In fact we are doing things better and we are doing language research. The motivations are:
- generic use of language. Chemistry often uses phrases like “substituted pyridines”. There is no formal way of representing this concept and we are developing languages that provide a grammar. This is hard, it’s research and it’s valuable for the community, such as interpreting patents.
- disambiguation. This is a key problem in NLP and certainloy worthy of research. What does “chloroethylbenzene”? It’s ambiguous and could be any of 5 structures (ClCCc1ccccc1,CC(Cl)c1ccccc1, Clc1ccccc1CC, Clc1cc(CC)ccc1, Clc1ccc(CC)cc1) or which one has further stereoisomers. Which did the author mean? Can this be deduced from context?. OPSIN will indicate whether a structure is ambiguous and in time may even attempt to reason what what meant.
These are the research reasons. We’ve now been joined by Daniel Lowe, a first-year PhD student supported by Boehringer Ingelheim to do research into machine interpretation of patents containing chemistry. Daniel’s made an excellent start, primarily by extending OPSIN. When he took this over from PeterC it was not a competitive tool.
Now it is.
How do we measure its success? There are no agreed corpora or metrics for chemistry NLP so we have to be careful. The essentials are to be Open and systematic and to invite community buy-in.
In essence Daniel has taken a representative set of 10000 “formally correct” IUPAC names and analysed them with OPSIN and 2 other commercial programs. (You will appreciate that it is not easy to get funding to buy programs simply to test them so there are others we cannot use). At present we find for one corpus progA ~ OPSIN ~ progB and in two others progA > OPSIN > progB (yes, you will be kept guessing).
Treat all metrics with great suspicion, but Opsin’s recall (i.e names it translates correctly) is around 80% and it has the lowest error rate (incorrectly translated names) of all programs (ca 1%). [You should ask “on what corpus?” – and shortly we’ll tell you and Open it.]
We believe than the main reason why OPSIN < progA is vocabulary. Adding vocabulary is tedious as there is a very long tail. It’s good to do while watching cricket (as I am doing) but it’s still slow.
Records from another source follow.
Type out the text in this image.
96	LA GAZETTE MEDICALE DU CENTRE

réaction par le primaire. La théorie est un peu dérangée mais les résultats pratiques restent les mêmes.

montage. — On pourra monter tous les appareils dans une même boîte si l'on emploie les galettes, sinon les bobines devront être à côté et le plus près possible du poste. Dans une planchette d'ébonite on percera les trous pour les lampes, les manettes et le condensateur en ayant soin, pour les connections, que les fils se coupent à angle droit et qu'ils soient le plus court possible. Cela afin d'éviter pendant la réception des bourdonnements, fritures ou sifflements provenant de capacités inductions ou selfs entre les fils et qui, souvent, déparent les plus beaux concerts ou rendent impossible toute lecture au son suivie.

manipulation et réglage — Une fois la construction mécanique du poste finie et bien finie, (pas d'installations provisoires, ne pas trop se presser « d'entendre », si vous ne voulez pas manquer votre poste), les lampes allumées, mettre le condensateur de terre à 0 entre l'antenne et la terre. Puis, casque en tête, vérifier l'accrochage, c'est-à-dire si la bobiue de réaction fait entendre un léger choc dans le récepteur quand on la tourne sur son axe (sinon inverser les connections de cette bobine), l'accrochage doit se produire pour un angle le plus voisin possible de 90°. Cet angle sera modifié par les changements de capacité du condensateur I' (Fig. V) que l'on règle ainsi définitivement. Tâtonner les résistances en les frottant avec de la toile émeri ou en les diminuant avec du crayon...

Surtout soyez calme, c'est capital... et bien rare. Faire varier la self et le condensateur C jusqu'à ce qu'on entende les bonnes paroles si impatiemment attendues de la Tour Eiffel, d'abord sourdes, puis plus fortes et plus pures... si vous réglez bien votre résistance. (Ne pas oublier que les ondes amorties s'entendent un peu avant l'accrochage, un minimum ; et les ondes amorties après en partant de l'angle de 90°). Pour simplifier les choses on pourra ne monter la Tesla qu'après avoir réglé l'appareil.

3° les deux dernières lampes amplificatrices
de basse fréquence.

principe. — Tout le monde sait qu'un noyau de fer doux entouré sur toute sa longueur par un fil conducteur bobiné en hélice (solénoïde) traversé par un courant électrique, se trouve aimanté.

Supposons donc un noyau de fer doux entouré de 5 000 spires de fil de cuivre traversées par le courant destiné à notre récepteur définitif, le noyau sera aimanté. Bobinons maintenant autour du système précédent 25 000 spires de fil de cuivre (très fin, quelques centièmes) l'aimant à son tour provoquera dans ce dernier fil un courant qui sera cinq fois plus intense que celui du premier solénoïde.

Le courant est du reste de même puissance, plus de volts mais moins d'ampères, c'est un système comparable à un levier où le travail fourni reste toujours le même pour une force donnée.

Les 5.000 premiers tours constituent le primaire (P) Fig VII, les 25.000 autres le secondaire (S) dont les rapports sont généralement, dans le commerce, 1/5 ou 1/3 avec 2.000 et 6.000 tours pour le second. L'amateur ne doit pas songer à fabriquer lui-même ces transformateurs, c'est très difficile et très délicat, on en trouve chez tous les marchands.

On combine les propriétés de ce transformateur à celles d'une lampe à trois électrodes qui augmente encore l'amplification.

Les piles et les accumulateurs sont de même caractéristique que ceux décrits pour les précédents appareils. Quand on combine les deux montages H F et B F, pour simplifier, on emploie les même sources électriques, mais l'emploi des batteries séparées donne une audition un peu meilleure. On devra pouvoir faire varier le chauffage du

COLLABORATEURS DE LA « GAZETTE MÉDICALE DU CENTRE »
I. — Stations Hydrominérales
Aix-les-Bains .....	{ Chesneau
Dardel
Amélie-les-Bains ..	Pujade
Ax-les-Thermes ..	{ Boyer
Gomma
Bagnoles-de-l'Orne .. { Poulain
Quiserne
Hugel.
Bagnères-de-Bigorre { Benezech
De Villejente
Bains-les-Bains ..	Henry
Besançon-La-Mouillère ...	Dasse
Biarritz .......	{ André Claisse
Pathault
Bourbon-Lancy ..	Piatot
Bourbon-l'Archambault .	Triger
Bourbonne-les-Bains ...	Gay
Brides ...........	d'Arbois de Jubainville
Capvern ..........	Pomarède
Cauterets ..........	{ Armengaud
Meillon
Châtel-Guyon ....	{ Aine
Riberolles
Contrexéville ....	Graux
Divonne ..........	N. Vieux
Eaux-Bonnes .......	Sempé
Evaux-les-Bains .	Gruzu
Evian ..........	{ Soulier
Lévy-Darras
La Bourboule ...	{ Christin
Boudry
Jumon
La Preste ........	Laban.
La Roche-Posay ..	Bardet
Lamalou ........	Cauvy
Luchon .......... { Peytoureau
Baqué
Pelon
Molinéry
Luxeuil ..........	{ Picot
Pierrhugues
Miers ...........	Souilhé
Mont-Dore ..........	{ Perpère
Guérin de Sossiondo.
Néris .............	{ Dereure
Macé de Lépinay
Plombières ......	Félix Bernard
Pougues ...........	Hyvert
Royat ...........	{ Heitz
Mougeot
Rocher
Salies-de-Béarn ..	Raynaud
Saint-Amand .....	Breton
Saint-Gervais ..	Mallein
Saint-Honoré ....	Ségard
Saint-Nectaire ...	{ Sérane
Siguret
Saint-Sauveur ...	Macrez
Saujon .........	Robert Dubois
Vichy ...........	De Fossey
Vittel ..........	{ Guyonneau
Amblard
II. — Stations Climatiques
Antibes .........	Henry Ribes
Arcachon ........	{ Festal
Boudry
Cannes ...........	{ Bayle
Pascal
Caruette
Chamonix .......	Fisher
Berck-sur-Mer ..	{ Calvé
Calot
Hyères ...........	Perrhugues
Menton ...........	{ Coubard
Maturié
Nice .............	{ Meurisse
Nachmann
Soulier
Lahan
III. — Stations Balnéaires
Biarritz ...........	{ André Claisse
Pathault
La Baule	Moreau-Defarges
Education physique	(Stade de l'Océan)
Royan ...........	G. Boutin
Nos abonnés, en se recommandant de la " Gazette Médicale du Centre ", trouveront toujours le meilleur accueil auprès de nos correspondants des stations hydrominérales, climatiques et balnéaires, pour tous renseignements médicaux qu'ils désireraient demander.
So this is the time when we can invite crowdsourcing. Until recently that wasn’t an option, but now OPSIN has a good infrastructure and it’s possible to add vocabulary without having to modify code. Much of OPSIN’s vocabulary is in external files which are fairly easy to modify and which won’t break the system.
OPSIN has, of course, always been Open Source and so – in principle – anyone could modify it. But in practice many OS projects have an incubation period where the infrastructure is being built and it’s very difficult to have an uncontrolled community process. Now we can offer a controled community process where large numbers of people can make small but useful contributions.
There are two methods of approach, and we’ll start with the first:
- become a developer on Sourceforge and modify the template files to add vocabulary. Some examples of vocabulary we are missing are cabohydrates, nucleic acid components and amino-acids.
- We should develop an interface that allows users of OPSIN to add vocabulary interactively. Thus is it fails to parse 1,5-dihydroxymanxane, OPSIN tell the user it didn’t know what maxane was and ask for a structure+locants.
So if you are interested in helping with OPSIN please let us know. Half a dozen vocabulary contributors could make rapid progress.
And when this is done we’ll have a tool that interprets IUPAC names and which, as it is Open, can become a de facto standard.